Carrageenans are linear polysaccharides extracted from red algae
consisting of α-D-1,3 and β-D-1,4 galactose residues that are sulfated
at up to 40% of the total weight. They are designated as λ, κ, and ι
on the basis of the degree of their sulfation via sulfate ester groups.
Carrageenans are widely used in the food industry as additives due to
their gelling and emulsifying properties. In agriculture, several commercial
preparations based on these polysaccharides have been registered
as biostimulants (Stadnik and de Freitas, 2014). Reports on their efficiency
as resistance inducers differ in particular pathosystems and
carrageenan type. The level of sulfatation determines their eliciting activity,
For example, a highly sulfated λ-carrageenan increased disease
resistance in A. thaliana against a necrotroph Sclerotinia sclerotiorum
and in contrast, ι-carrageenan with low degree sulfatation promoted
stronger symptomatic expression (Sangha et al., 2010). On the other
hand, protection against another necrotroph B. cinerea did not correlate
with the level of sulphatation since both λ- and ι-carrageenans were
efficient in inducing resistance. These polysaccharides have been
shown to provide long-lasting protection against biotrophic as well
as hemibiotrophic pathogens, as TMV and P. parasitica var. nicotianae,
respectively (Mercier et al., 2001; Vera et al., 2012). Carrageenans triggered
diverse defense responses in plants including activation of phenylalanine
ammonialyase (Vera et al., 2012) and β-1,3-glucanase
(Patier et al., 1995), expression of defense genes for sesquiterpene
cylase, chitinase and proteinase inhibitor (Mercier et al., 2001), as well
as allene oxide synthase, plant defensin 1.2 and pathogenesis related 3
(Sangha et al., 2010), which indicates participation of all main signaling
pathways in dependence on a particular pathosystem.

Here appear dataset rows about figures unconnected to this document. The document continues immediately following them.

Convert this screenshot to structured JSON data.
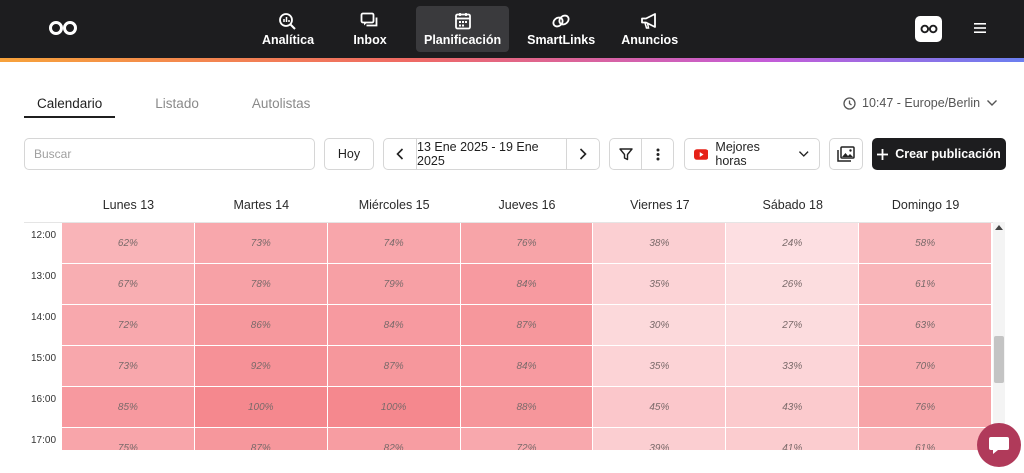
{
  "nav": {
    "items": [
      {
        "label": "Analítica",
        "icon": "analytics-icon"
      },
      {
        "label": "Inbox",
        "icon": "inbox-icon"
      },
      {
        "label": "Planificación",
        "icon": "calendar-icon",
        "active": true
      },
      {
        "label": "SmartLinks",
        "icon": "link-icon"
      },
      {
        "label": "Anuncios",
        "icon": "megaphone-icon"
      }
    ]
  },
  "tabs": [
    {
      "label": "Calendario",
      "active": true
    },
    {
      "label": "Listado"
    },
    {
      "label": "Autolistas"
    }
  ],
  "timezone": "10:47 - Europe/Berlin",
  "toolbar": {
    "search_placeholder": "Buscar",
    "today_label": "Hoy",
    "date_range": "13 Ene 2025 - 19 Ene 2025",
    "best_hours_label": "Mejores horas",
    "create_label": "Crear publicación"
  },
  "calendar": {
    "days": [
      "Lunes 13",
      "Martes 14",
      "Miércoles 15",
      "Jueves 16",
      "Viernes 17",
      "Sábado 18",
      "Domingo 19"
    ],
    "times": [
      "12:00",
      "13:00",
      "14:00",
      "15:00",
      "16:00",
      "17:00"
    ],
    "values": [
      [
        62,
        73,
        74,
        76,
        38,
        24,
        58
      ],
      [
        67,
        78,
        79,
        84,
        35,
        26,
        61
      ],
      [
        72,
        86,
        84,
        87,
        30,
        27,
        63
      ],
      [
        73,
        92,
        87,
        84,
        35,
        33,
        70
      ],
      [
        85,
        100,
        100,
        88,
        45,
        43,
        76
      ],
      [
        75,
        87,
        82,
        72,
        39,
        41,
        61
      ]
    ],
    "heat_color_low": "#fde4e6",
    "heat_color_high": "#f5888e"
  },
  "colors": {
    "topbar": "#1d1d1f",
    "accent": "#1d1d1f",
    "youtube": "#e62117"
  }
}
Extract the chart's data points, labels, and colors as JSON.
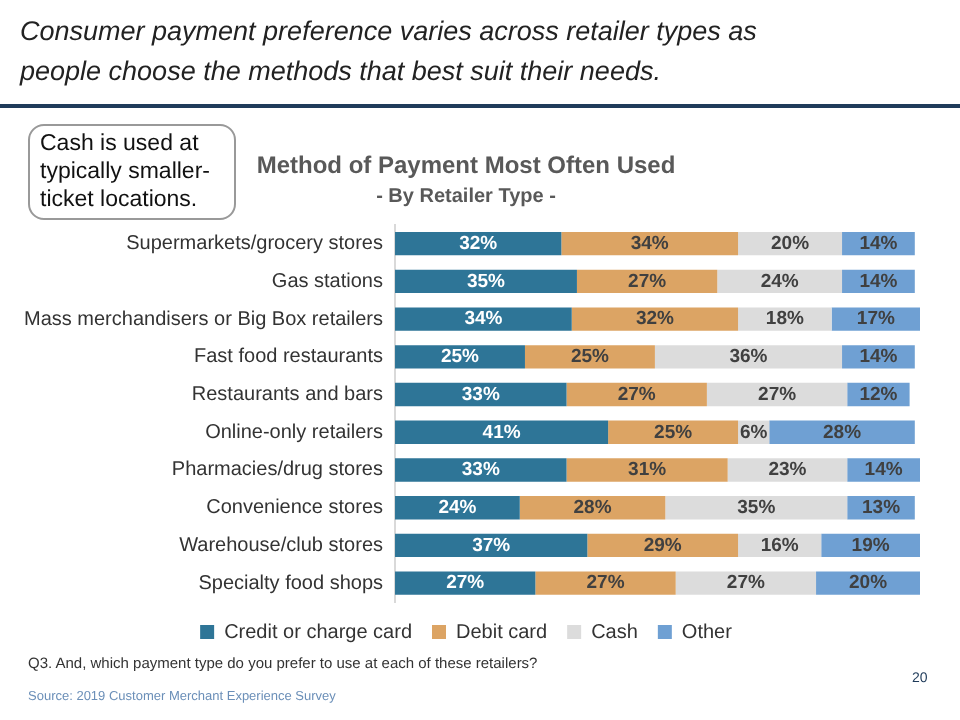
{
  "chart_data": {
    "type": "bar",
    "orientation": "horizontal",
    "stacked": true,
    "title": "Method of Payment Most Often Used",
    "subtitle": "- By Retailer Type -",
    "categories": [
      "Supermarkets/grocery stores",
      "Gas stations",
      "Mass merchandisers or Big Box retailers",
      "Fast food restaurants",
      "Restaurants and bars",
      "Online-only retailers",
      "Pharmacies/drug stores",
      "Convenience stores",
      "Warehouse/club stores",
      "Specialty food shops"
    ],
    "series": [
      {
        "name": "Credit or charge card",
        "color": "#2e7597",
        "values": [
          32,
          35,
          34,
          25,
          33,
          41,
          33,
          24,
          37,
          27
        ],
        "value_labels": [
          "32%",
          "35%",
          "34%",
          "25%",
          "33%",
          "41%",
          "33%",
          "24%",
          "37%",
          "27%"
        ]
      },
      {
        "name": "Debit card",
        "color": "#dca464",
        "values": [
          34,
          27,
          32,
          25,
          27,
          25,
          31,
          28,
          29,
          27
        ],
        "value_labels": [
          "34%",
          "27%",
          "32%",
          "25%",
          "27%",
          "25%",
          "31%",
          "28%",
          "29%",
          "27%"
        ]
      },
      {
        "name": "Cash",
        "color": "#dcdcdc",
        "values": [
          20,
          24,
          18,
          36,
          27,
          6,
          23,
          35,
          16,
          27
        ],
        "value_labels": [
          "20%",
          "24%",
          "18%",
          "36%",
          "27%",
          "6%",
          "23%",
          "35%",
          "16%",
          "27%"
        ]
      },
      {
        "name": "Other",
        "color": "#6fa0d3",
        "values": [
          14,
          14,
          17,
          14,
          12,
          28,
          14,
          13,
          19,
          20
        ],
        "value_labels": [
          "14%",
          "14%",
          "17%",
          "14%",
          "12%",
          "28%",
          "14%",
          "13%",
          "19%",
          "20%"
        ]
      }
    ],
    "xlim": [
      0,
      101
    ],
    "tick_labels": "y",
    "legend": "bottom",
    "annotations": [
      "Consumer payment preference varies across retailer types as people choose the methods that best suit their needs.",
      "Cash is used at typically smaller-ticket locations.",
      "Q3. And, which payment type do you prefer to use at each of these retailers?",
      "Source: 2019 Customer Merchant Experience Survey",
      "20"
    ]
  }
}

Fucans are linear and non-linear polysaccharides characterized by
the presence of sulphated L-fucose, which were isolated from several
brown algae as Ascophyllum nodosum, Fucus spp. and Ecklonia spp.
(Stadnik and de Freitas, 2014). Fucans have been used as biostimulants
and fertilizers formany years however, data on their elicitation effect on
plants are rather scarce. Klarzynski et al. (2003) demonstrated using
sulphated fucan oligosaccharides, that oligofucans are potent inducers
of both local and systemic resistance to TMV in tobacco plants and besides
numerous early events related to plant defense, they stimulated
also systemic SA-dependent accumulation of PR1 protein.
This overview indicates unambiguously that algal polysaccharides
induce resistance against a broad range of pathogens and this capability
relies mostly on the level of their sulfatation. Their high efficiency, no
phytotoxicity, biodegradability and their abundant sources make them
a promising base of new plant protectants.